September 3, 2012
Why Are Asthmatic Youngsters More Likely To Be Bullied?
redOrbit Staff & Wire Reports - Your Universe Online
The inability of asthmatic children to participate in sports, and the melancholy feelings those youngsters experience, are believed to be two of the primary reasons that they are frequently the victims of bullying, researchers from one UK hospital claim in a new study.
Dr. Will Carroll and colleagues from the Derbyshire Children's Hospital in the East Midlands region of England used data collected from the six-nation "Room to Breathe" childhood asthma study to determine what factors contributed to the increased likelihood that kids with asthma would be bullied, the European Lung Foundation (ELF) explained in a September 2 statement.
As part of the study, Dr. Carroll's team interviewed children at least seven years of age, as well as their parents. A total of 943 questionnaires were collected, with participants answering questions about conditions at home, as well as the lifestyles of both the parents and the kids and the overall experience with the ailment. Their findings, which were presented Sunday at the European Respiratory Society's (ERS) Annual Congress in Vienna, showed that there were multiple factors involved.
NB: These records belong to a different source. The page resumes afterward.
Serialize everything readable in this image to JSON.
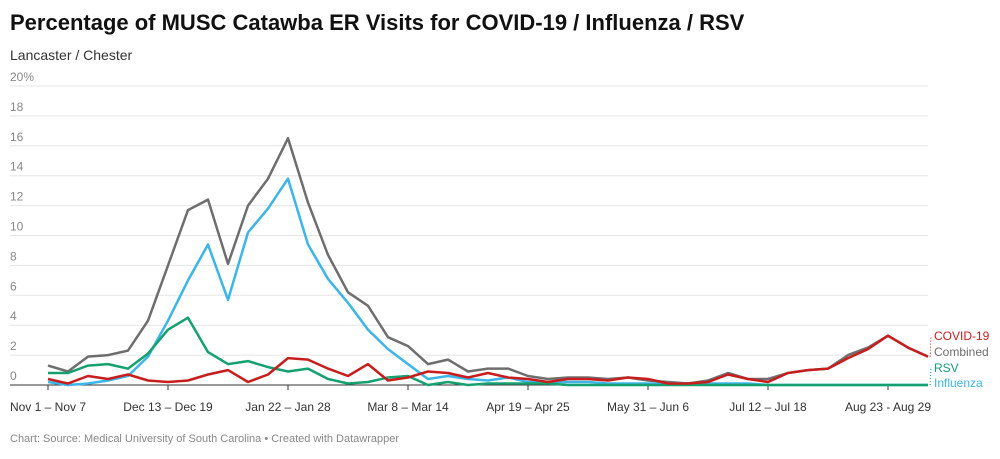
{
  "chart_data": {
    "type": "line",
    "title": "Percentage of MUSC Catawba ER Visits for COVID-19 / Influenza / RSV",
    "subtitle": "Lancaster / Chester",
    "source": "Chart: Source: Medical University of South Carolina • Created with Datawrapper",
    "categories": [
      "Nov 1 – Nov 7",
      null,
      null,
      null,
      null,
      null,
      "Dec 13 – Dec 19",
      null,
      null,
      null,
      null,
      null,
      "Jan 22 – Jan 28",
      null,
      null,
      null,
      null,
      null,
      "Mar 8 – Mar 14",
      null,
      null,
      null,
      null,
      null,
      "Apr 19 – Apr 25",
      null,
      null,
      null,
      null,
      null,
      "May 31 – Jun 6",
      null,
      null,
      null,
      null,
      null,
      "Jul 12 – Jul 18",
      null,
      null,
      null,
      null,
      null,
      "Aug 23 - Aug 29",
      null,
      null
    ],
    "ylim": [
      0,
      20
    ],
    "yticks": [
      0,
      2,
      4,
      6,
      8,
      10,
      12,
      14,
      16,
      18,
      {
        "value": 20,
        "label": "20%"
      }
    ],
    "grid": true,
    "series": [
      {
        "name": "Combined",
        "color": "#6e6e6e",
        "values": [
          1.3,
          0.9,
          1.9,
          2.0,
          2.3,
          4.3,
          8.0,
          11.7,
          12.4,
          8.1,
          12.0,
          13.8,
          16.5,
          12.2,
          8.7,
          6.2,
          5.3,
          3.2,
          2.6,
          1.4,
          1.7,
          0.9,
          1.1,
          1.1,
          0.6,
          0.4,
          0.5,
          0.5,
          0.4,
          0.5,
          0.3,
          0.2,
          0.1,
          0.3,
          0.8,
          0.4,
          0.4,
          0.8,
          1.0,
          1.1,
          2.0,
          2.5,
          3.3,
          2.5,
          1.9
        ]
      },
      {
        "name": "Influenza",
        "color": "#3cb5e8",
        "values": [
          0.2,
          0,
          0.1,
          0.3,
          0.6,
          1.9,
          4.3,
          7.0,
          9.4,
          5.7,
          10.2,
          11.8,
          13.8,
          9.4,
          7.1,
          5.5,
          3.7,
          2.4,
          1.4,
          0.4,
          0.6,
          0.4,
          0.3,
          0.5,
          0.2,
          0.2,
          0.2,
          0.2,
          0.1,
          0.1,
          0.1,
          0.1,
          0.1,
          0.1,
          0.1,
          0.1,
          0,
          0,
          0,
          0,
          0,
          0,
          0,
          0,
          0
        ]
      },
      {
        "name": "RSV",
        "color": "#15a16f",
        "values": [
          0.8,
          0.8,
          1.3,
          1.4,
          1.1,
          2.1,
          3.7,
          4.5,
          2.2,
          1.4,
          1.6,
          1.2,
          0.9,
          1.1,
          0.4,
          0.1,
          0.2,
          0.5,
          0.6,
          0,
          0.2,
          0,
          0.1,
          0.1,
          0.1,
          0.1,
          0,
          0,
          0,
          0,
          0,
          0,
          0,
          0,
          0,
          0,
          0,
          0,
          0,
          0,
          0,
          0,
          0,
          0,
          0
        ]
      },
      {
        "name": "COVID-19",
        "color": "#c71e1d",
        "values": [
          0.4,
          0.1,
          0.6,
          0.4,
          0.7,
          0.3,
          0.2,
          0.3,
          0.7,
          1.0,
          0.2,
          0.7,
          1.8,
          1.7,
          1.1,
          0.6,
          1.4,
          0.3,
          0.5,
          0.9,
          0.8,
          0.5,
          0.8,
          0.5,
          0.4,
          0.2,
          0.4,
          0.4,
          0.3,
          0.5,
          0.4,
          0.1,
          0.1,
          0.2,
          0.7,
          0.4,
          0.2,
          0.8,
          1.0,
          1.1,
          1.8,
          2.4,
          3.3,
          2.5,
          1.9
        ]
      }
    ]
  }
}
In addition to lack for participation in sports and the aforementioned feelings of sadness, which the researchers say were "significantly associated" with the increased bullying risk, other factors associated with bullying included poor asthma controls, parent's smoking habit, and parent's persistent concerns over their children's health.
"The study“¦ highlights the need for doctors to talk to children with asthma about bullying, as well as the impact the disease could be having in other areas of their life," ELF officials said. "Bullying or teasing of children with any chronic medical condition is common, yet it is not always clear what factors contribute to this."
"We know that bullying is associated with asthma and these findings can help us understand why this is case," added Dr. Carroll. "A number of the factors identified are things that can be changed, such as participation in sport, asthma control and parental worry over their child's health. As doctors, we must work with families to ensure these risk factors are removed and work with schools and teachers to ensure children with asthma are able to participate in sports at a level that is safe for them."